Rochester Sweeps' Festival, Kent

Mayday is celebrated in a multitude of ways in Britain, often with obvious links to pagan times. Such was the Sweeps’ Festival held for years in Rochester until Victorian prudery saw it end. Men who had spent most of the year in dark and dirty work were out in the light, bringing a giant figure covered in greenery into the town, not the subtlest of imagery. Happily the event was revived in the town in the 1980s.
The current festival is a five day celebration of folk traditions, the biggest Morris dancing event of the year. The original lasted just the one day, traditionally the sole day of rest for the always-in-demand chimney sweeps. The rarity of leisure time meant they were hell-bent on enjoying it and not in a sedate manner either.
The climbing boys, the poor lads who had to crawl through dirty chimneys to clean them, would begin at dawn (as is the custom with the current festival), awakening the Jack-in-the-Green, a figure of great stature bedecked in greenery to symbolise the new growth of the fresh spring. That it should be sweeps ushering in new growth is doubly significant, they were regarded as lucky in part because their work ushered in freshness to the houses whose chimneys they cleaned, just as May heralded the freshness of summer.

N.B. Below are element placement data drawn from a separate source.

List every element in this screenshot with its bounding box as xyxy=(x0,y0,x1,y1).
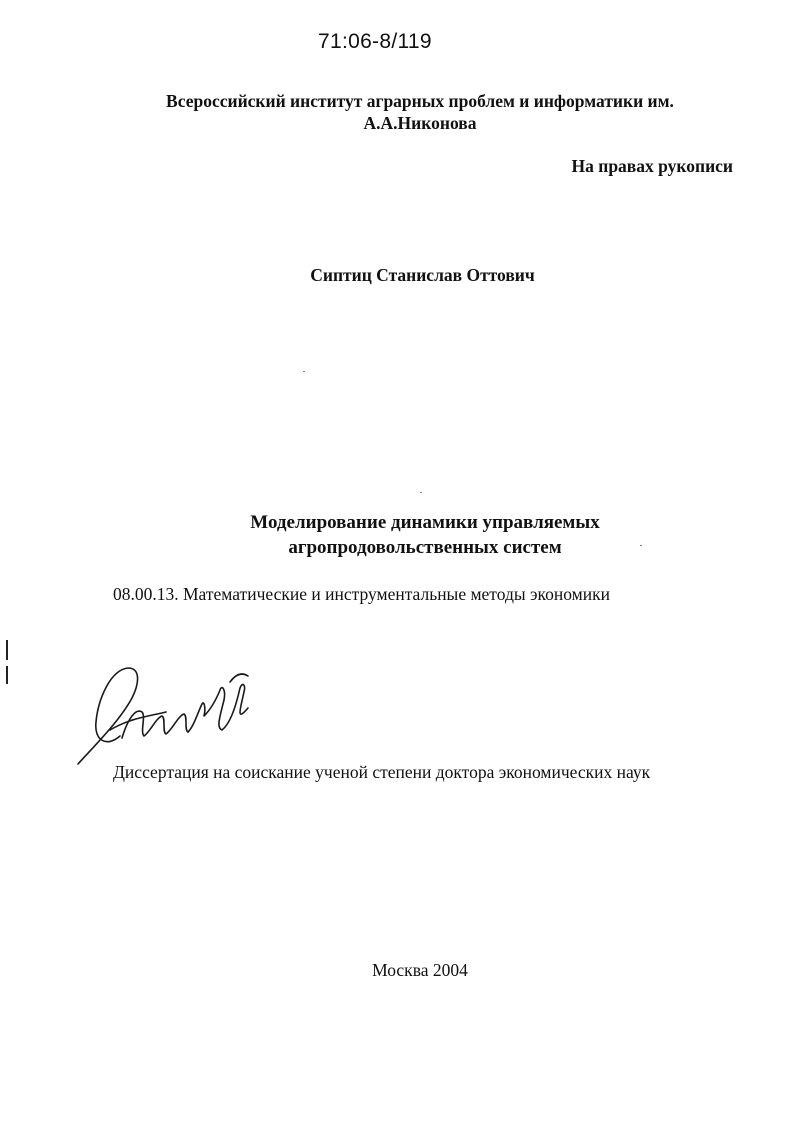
title-line-2: агропродовольственных систем xyxy=(288,537,562,558)
archive-stamp-code: 71:06-8/119 xyxy=(318,30,432,53)
city-year: Москва 2004 xyxy=(372,960,468,980)
scan-speck xyxy=(420,492,422,493)
manuscript-rights-note: На правах рукописи xyxy=(571,156,733,176)
title-line-1: Моделирование динамики управляемых xyxy=(250,512,600,533)
handwritten-signature xyxy=(70,660,260,775)
dissertation-title xyxy=(120,510,730,560)
dissertation-degree-note: Диссертация на соискание ученой степени доктора экономических наук xyxy=(113,762,651,782)
institute-line-1: Всероссийский институт аграрных проблем и информатики им. xyxy=(166,91,674,111)
margin-mark xyxy=(6,640,8,660)
institute-line-2: А.А.Никонова xyxy=(363,113,477,133)
author-name: Сиптиц Станислав Оттович xyxy=(310,265,535,285)
institute-name xyxy=(100,90,740,134)
specialty-code: 08.00.13. Математические и инструментальные методы экономики xyxy=(113,584,610,604)
scan-speck xyxy=(303,371,305,372)
margin-mark xyxy=(6,666,8,684)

Making garlands for May Day was a great English tradition, and it is said that the trade guilds in London competed to create the most spectacular, with the sweeps renowned for their version covering a man from head to toe, rather than the delicate head-dresses their rivals produced.
The youngsters in the older version of the festival would dance and drink plenty of beer, another aspect of the tradition Morris Men are keen to devote themselves to, behaviour that was frowned on in staid Victorian times. When in 1868 legislation was passed to outlaw the use of children up chimneys there were suddenly fewer boys to dance and to accompany Jack-in-the-Green, so the various sweeps’ festivals around the country died out before the end of the century.
The modern day Sweeps’ Festival in Rochester retains the awakening of the Jack-in-the-Green, has a sweeps’ ball, and a sweeps’ parade, with real chimney sweeps and children dressed like them taking part. A further aspect of the celebrations that outraged Victorians was that sweeps were keen to remind ladies that it is good luck to meet them, and better to give them a kiss, yet another aspect modern participants are happy to continue.
The Rochester festival is a good way to see British folk customs in action, and to hear folk music in the pubs and on the street. Long may it continue.